Hierarquia das Medidas de Controle e a “Cultura do EPI”

Infelizmente, o universo prevencionista vive a “cultura do EPI”.

O Equipamento de Proteção Individual é, quase sempre, a primeira solução adotada diante de um risco ambiental. Isso não seria errado, se não fosse pelo fato de essa primeira medida quase sempre se tornar a única.

Isso, em muitos casos, não é aceitável – nem correto do ponto de vista técnico.

A hierarquia das medidas de controle dos riscos ambientais é ignorada. Além de ser parte fundamental dos princípios da Higiene Ocupacional, essa hierarquia tem previsão legal e, como tal, deve ser obedecida.

Nesse artigo, conversaremos sobre a hierarquia das medidas de controle e como colocar as coisas em seu devido lugar.

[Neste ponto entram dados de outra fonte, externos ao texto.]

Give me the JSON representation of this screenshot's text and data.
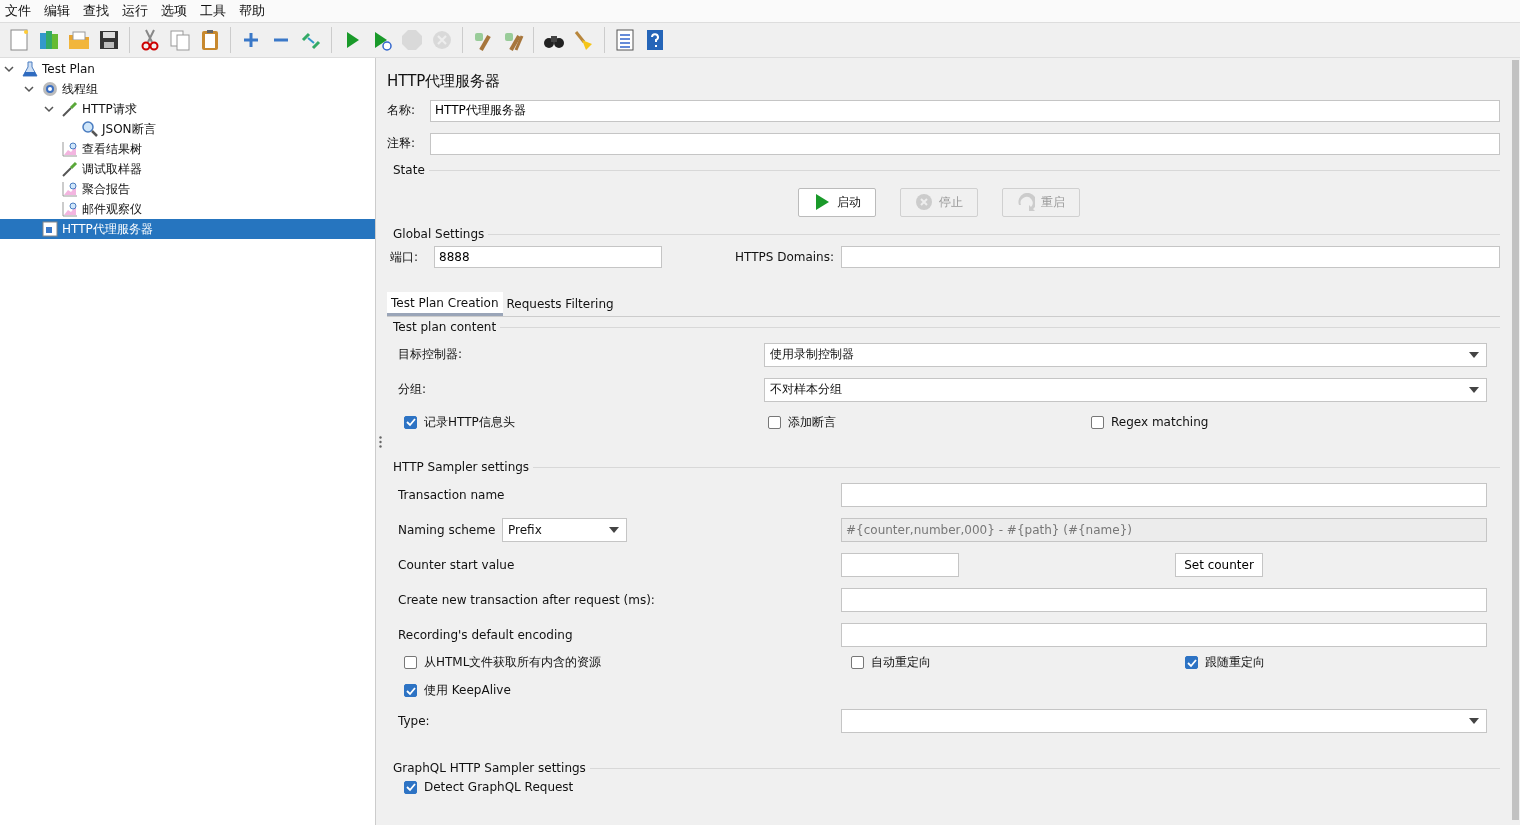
{
  "menu": [
    "文件",
    "编辑",
    "查找",
    "运行",
    "选项",
    "工具",
    "帮助"
  ],
  "toolbar": [
    {
      "kind": "new",
      "disabled": false
    },
    {
      "kind": "templates",
      "disabled": false
    },
    {
      "kind": "open",
      "disabled": false
    },
    {
      "kind": "save",
      "disabled": false
    },
    {
      "kind": "sep"
    },
    {
      "kind": "cut",
      "disabled": false
    },
    {
      "kind": "copy",
      "disabled": false
    },
    {
      "kind": "paste",
      "disabled": false
    },
    {
      "kind": "sep"
    },
    {
      "kind": "expand",
      "disabled": false
    },
    {
      "kind": "collapse",
      "disabled": false
    },
    {
      "kind": "toggle",
      "disabled": false
    },
    {
      "kind": "sep"
    },
    {
      "kind": "start",
      "disabled": false
    },
    {
      "kind": "start-no-pause",
      "disabled": false
    },
    {
      "kind": "stop",
      "disabled": true
    },
    {
      "kind": "shutdown",
      "disabled": true
    },
    {
      "kind": "sep"
    },
    {
      "kind": "clear",
      "disabled": false
    },
    {
      "kind": "clear-all",
      "disabled": false
    },
    {
      "kind": "sep"
    },
    {
      "kind": "search",
      "disabled": false
    },
    {
      "kind": "reset",
      "disabled": false
    },
    {
      "kind": "sep"
    },
    {
      "kind": "functions",
      "disabled": false
    },
    {
      "kind": "help",
      "disabled": false
    }
  ],
  "tree": [
    {
      "label": "Test Plan",
      "kind": "plan",
      "expanded": true,
      "selected": false,
      "children": [
        {
          "label": "线程组",
          "kind": "threads",
          "expanded": true,
          "selected": false,
          "children": [
            {
              "label": "HTTP请求",
              "kind": "sampler",
              "expanded": true,
              "selected": false,
              "children": [
                {
                  "label": "JSON断言",
                  "kind": "assertion",
                  "selected": false
                }
              ]
            },
            {
              "label": "查看结果树",
              "kind": "listener",
              "selected": false
            },
            {
              "label": "调试取样器",
              "kind": "sampler",
              "selected": false
            },
            {
              "label": "聚合报告",
              "kind": "listener",
              "selected": false
            },
            {
              "label": "邮件观察仪",
              "kind": "listener",
              "selected": false
            }
          ]
        },
        {
          "label": "HTTP代理服务器",
          "kind": "proxy",
          "selected": true
        }
      ]
    }
  ],
  "panel": {
    "title": "HTTP代理服务器",
    "name": {
      "label": "名称:",
      "value": "HTTP代理服务器"
    },
    "comment": {
      "label": "注释:"
    },
    "state": {
      "title": "State",
      "buttons": [
        {
          "label": "启动",
          "kind": "start",
          "disabled": false
        },
        {
          "label": "停止",
          "kind": "stop",
          "disabled": true
        },
        {
          "label": "重启",
          "kind": "restart",
          "disabled": true
        }
      ]
    },
    "global": {
      "title": "Global Settings",
      "port_label": "端口:",
      "port_value": "8888",
      "https_label": "HTTPS Domains:"
    },
    "tabs": [
      {
        "label": "Test Plan Creation",
        "selected": true
      },
      {
        "label": "Requests Filtering",
        "selected": false
      }
    ],
    "content": {
      "title": "Test plan content",
      "target_label": "目标控制器:",
      "target_value": "使用录制控制器",
      "group_label": "分组:",
      "group_value": "不对样本分组",
      "checks": [
        {
          "label": "记录HTTP信息头",
          "checked": true
        },
        {
          "label": "添加断言",
          "checked": false
        },
        {
          "label": "Regex matching",
          "checked": false
        }
      ]
    },
    "sampler": {
      "title": "HTTP Sampler settings",
      "transaction_label": "Transaction name",
      "naming_label": "Naming scheme",
      "naming_value": "Prefix",
      "naming_format": "#{counter,number,000} - #{path} (#{name})",
      "counter_label": "Counter start value",
      "counter_button": "Set counter",
      "create_label": "Create new transaction after request (ms):",
      "encoding_label": "Recording's default encoding",
      "checks": [
        {
          "label": "从HTML文件获取所有内含的资源",
          "checked": false
        },
        {
          "label": "自动重定向",
          "checked": false
        },
        {
          "label": "跟随重定向",
          "checked": true
        },
        {
          "label": "使用 KeepAlive",
          "checked": true
        }
      ],
      "type_label": "Type:"
    },
    "graphql": {
      "title": "GraphQL HTTP Sampler settings",
      "checks": [
        {
          "label": "Detect GraphQL Request",
          "checked": true
        }
      ]
    }
  }
}
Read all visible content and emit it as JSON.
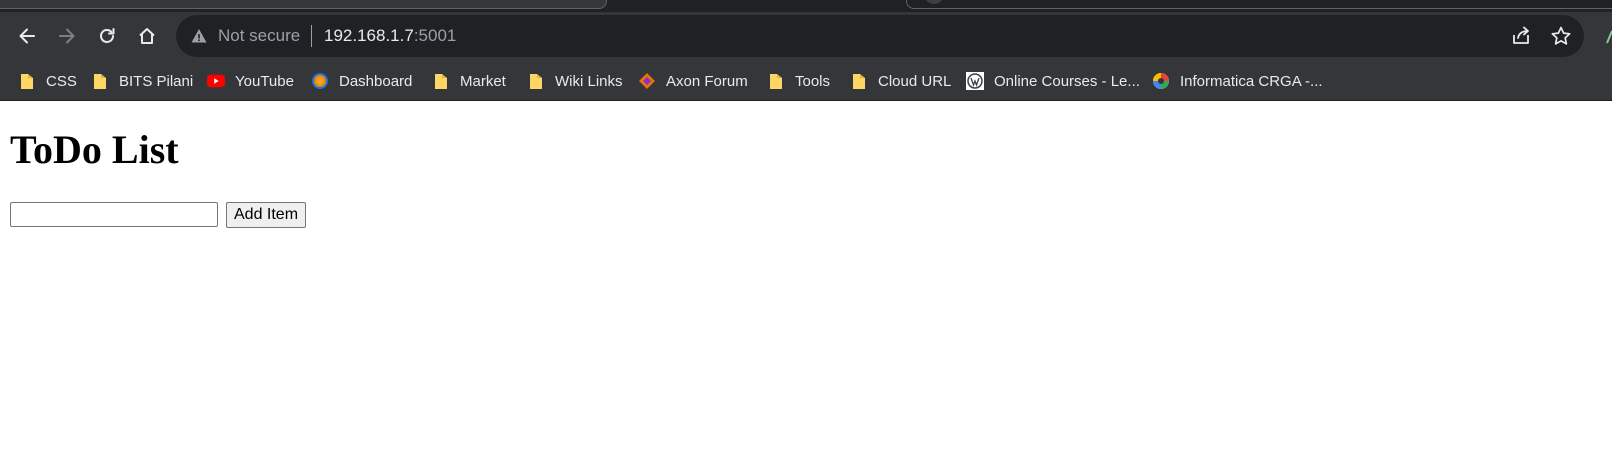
{
  "browser": {
    "address_bar": {
      "security_label": "Not secure",
      "host": "192.168.1.7",
      "port": ":5001"
    },
    "bookmarks": [
      {
        "label": "CSS",
        "icon": "folder-icon"
      },
      {
        "label": "BITS Pilani",
        "icon": "folder-icon"
      },
      {
        "label": "YouTube",
        "icon": "youtube-icon"
      },
      {
        "label": "Dashboard",
        "icon": "dashboard-icon"
      },
      {
        "label": "Market",
        "icon": "folder-icon"
      },
      {
        "label": "Wiki Links",
        "icon": "folder-icon"
      },
      {
        "label": "Axon Forum",
        "icon": "axon-icon"
      },
      {
        "label": "Tools",
        "icon": "folder-icon"
      },
      {
        "label": "Cloud URL",
        "icon": "folder-icon"
      },
      {
        "label": "Online Courses - Le...",
        "icon": "wordpress-icon"
      },
      {
        "label": "Informatica CRGA -...",
        "icon": "informatica-icon"
      }
    ],
    "colors": {
      "chrome": "#35363a",
      "omnibox": "#202124",
      "folder": "#fdd663",
      "youtube": "#ff0000"
    }
  },
  "page": {
    "title": "ToDo List",
    "input": {
      "value": "",
      "placeholder": ""
    },
    "add_button_label": "Add Item"
  }
}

Ao final, você saberá:

  • A ordem de prioridade das medidas de controle dos riscos ambientais, segundo a NR-1;
  • Por onde começar o seu trabalho, ao buscar aplicar a hierarquia das medidas de controle;
  • Por que a “cultura do EPI” é tão nociva, e que “distribuir EPI” não é uma tarefa tão fácil quanto a maioria pensa.

Vamos lá!

A hierarquia das medidas de controle

Todos sabemos que, diante dos riscos ocupacionais, alguma medida de controle deve ser tomada.

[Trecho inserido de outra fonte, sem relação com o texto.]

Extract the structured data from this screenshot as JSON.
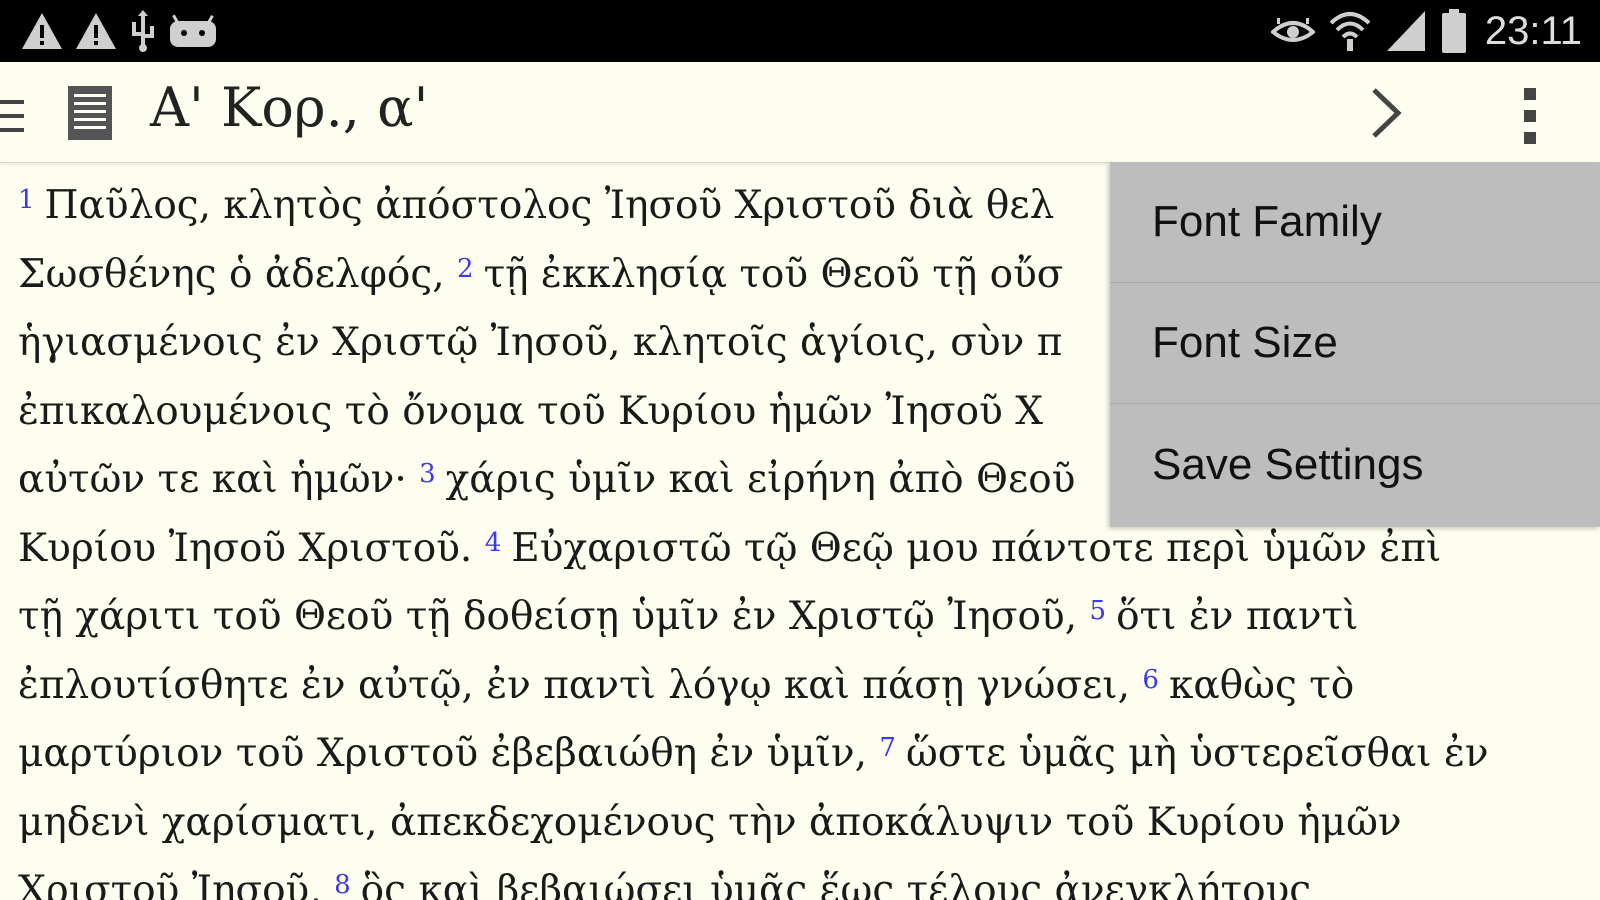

Essas medidas de controle, porém, não podem ser adotadas de qualquer jeito, sem critérios. Existe uma ordem de prioridade que deve ser seguida.

E essa hierarquia está estabelecida, na nossa legislação, pelo item 1.4.1, “g”, da nova NR-1.

Basicamente, é aquilo que sempre ouvimos, como um mantra, nos cursos técnicos e de especialização.

FONTE – TRAJETÓRIA – INDIVÍDUO

Diz o item 1.4.1, alínea “g”, que:

1.4.1 Cabe ao empregador:

(…)

g) implementar medidas de prevenção, ouvidos os trabalhadores, de acordo com a seguinte ordem de prioridade:

I. eliminação dos fatores de risco;

II. minimização e controle dos fatores de risco, com a adoção de medidas de proteção coletiva;

III. minimização e controle dos fatores de risco, com a adoção de medidas administrativas ou de organização do trabalho; e

IV. adoção de medidas de proteção individual.

O item 1.5.5.1.2 da nova NR-1/GRO complementa essa ideia, estabelecendo que:

1.5.5.1.2 Quando comprovada pela organização a inviabilidade técnica da adoção de medidas de proteção coletiva, ou quando estas não forem suficientes ou encontrarem-se em fase de estudo, planejamento ou implantação ou, ainda, em caráter complementar ou emergencial, deverão ser adotadas outras medidas, obedecendo-se a seguinte hierarquia:

a) medidas de caráter administrativo ou de organização do trabalho;

b) utilização de equipamentos de proteção individual – EPI. 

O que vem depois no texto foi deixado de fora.